I hardly see it changed to be honest. I work in the field too and I can imagine LLMs being good at producing decent boilerplate straight out of documentation, but nothing more complex than that.

I often use LLMs to work on my personal projects and - for example - often Claude or ChatGPT 4o spit out programs that don't compile, use inexistent functions, are bloated etc. Possibly for languages with more training (like Python) they do better, but I can't see it as a "radical change" and more like a well configured snippet plugin and auto complete feature.

LLMs can't count, can't analyze novel problems (by definition) and provide innovative solutions...why would they radically change programming?

[–] [email protected] 0 points 9 hours ago

You’re missing it.
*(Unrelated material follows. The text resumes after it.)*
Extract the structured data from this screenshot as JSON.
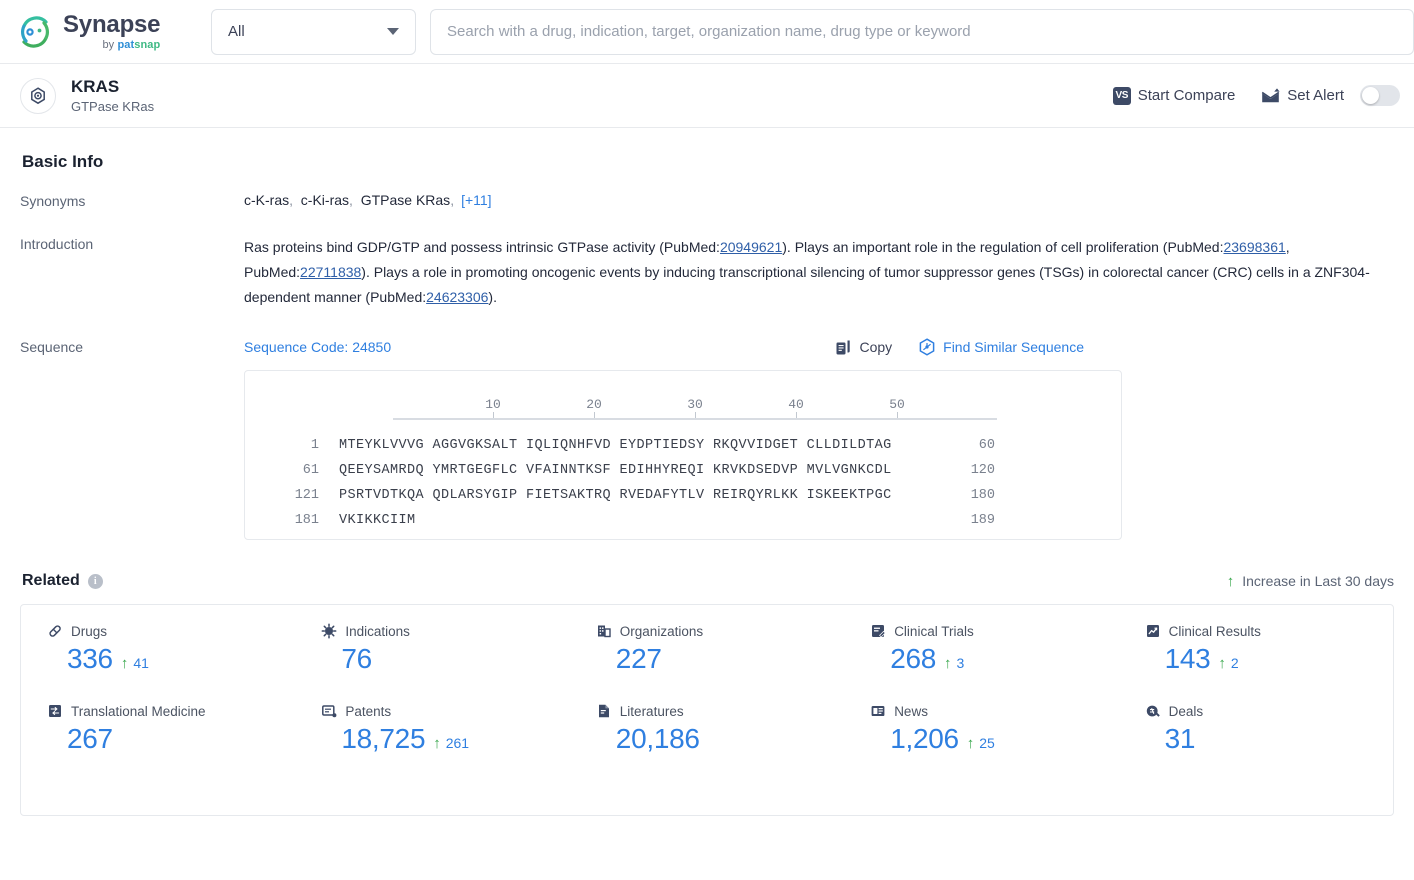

Use Cursor or Windsurf. The autocomplete will help in so many tedious situations. It’s game changing.

[–] [email protected] 0 points 14 hours ago (1 children)
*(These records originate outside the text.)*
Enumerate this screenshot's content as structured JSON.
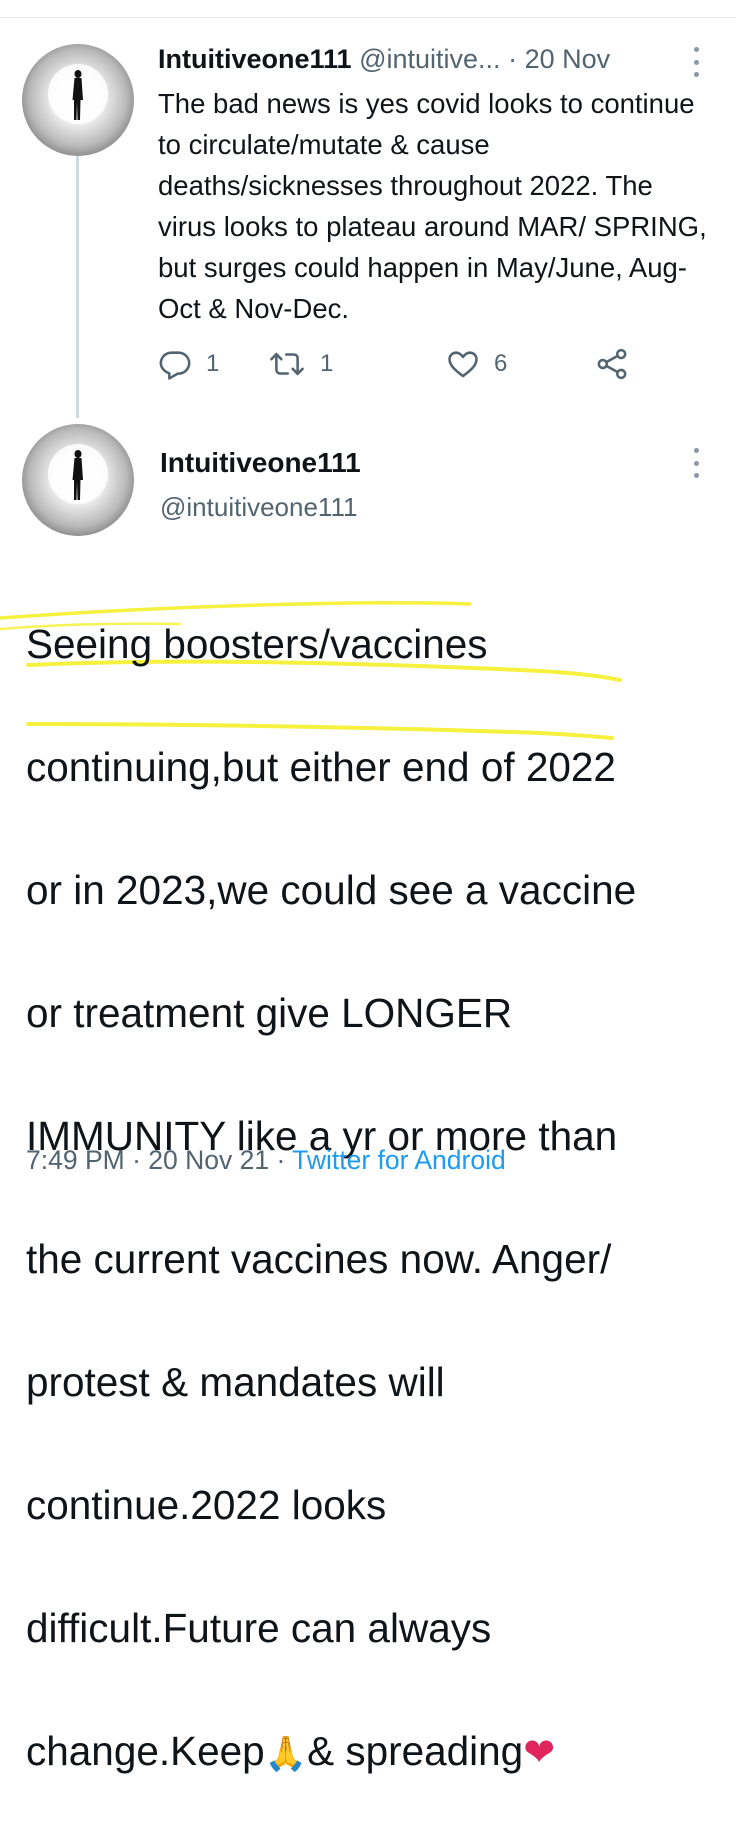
{
  "tweet1": {
    "display_name": "Intuitiveone111",
    "handle": "@intuitive...",
    "separator": " · ",
    "date": "20 Nov",
    "text": "The bad news is yes covid looks to continue to circulate/mutate & cause deaths/sicknesses throughout 2022. The virus looks to plateau around MAR/ SPRING, but surges could happen in May/June, Aug-Oct & Nov-Dec.",
    "reply_count": "1",
    "retweet_count": "1",
    "like_count": "6"
  },
  "tweet2": {
    "display_name": "Intuitiveone111",
    "handle": "@intuitiveone111",
    "text_lines": [
      "Seeing boosters/vaccines",
      "continuing,but either end of 2022",
      "or in 2023,we could see a vaccine",
      "or treatment give LONGER",
      "IMMUNITY like a yr or more than",
      "the current vaccines now. Anger/",
      "protest & mandates will",
      "continue.2022 looks",
      "difficult.Future can always",
      "change.Keep",
      "& spreading"
    ],
    "emoji_pray": "🙏",
    "emoji_heart": "❤",
    "time": "7:49 PM",
    "separator": " · ",
    "date": "20 Nov 21",
    "source": "Twitter for Android"
  },
  "colors": {
    "text": "#0f1419",
    "muted": "#536471",
    "link": "#1d9bf0",
    "highlight": "#f5f02a",
    "heart": "#e0245e"
  },
  "icons": {
    "reply": "reply-icon",
    "retweet": "retweet-icon",
    "like": "heart-icon",
    "share": "share-icon",
    "more": "more-vertical-icon"
  }
}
ChatGPT 4o isn't even the most advanced model, yet I have seen it do things you say it can't. Maybe work on your prompting.

[–] [email protected] 8 points 13 hours ago (1 children)

That is my experience, it's generally quite decent for small and simple stuff (as I said, distillation of documentation). I use it for rust, where I am sure the training material was much smaller than other languages. It's not a matter a prompting though, it's not my prompt that makes it hallucinate functions that don't exist in libraries or make it write code that doesn't compile, it's a feature of the technology itself.

GPTs are statistical text generators after all, they don't "understand" the problem.

[–] [email protected] 1 points 55 minutes ago

It's also pretty young, human toddlers hallucinate and make things up. Adults too. Even experts are known to fall prey to bias and misconception.

I don't think we know nearly enough about the actual architecture of human intelligence to start asserting an understanding of "understanding". I think it's a bit foolish to claim with certainty that LLMs in a MoE framework with self-review fundamentally can't get there. Unless you can show me, materially, how human "understanding" functions, we're just speculating on an immature technology.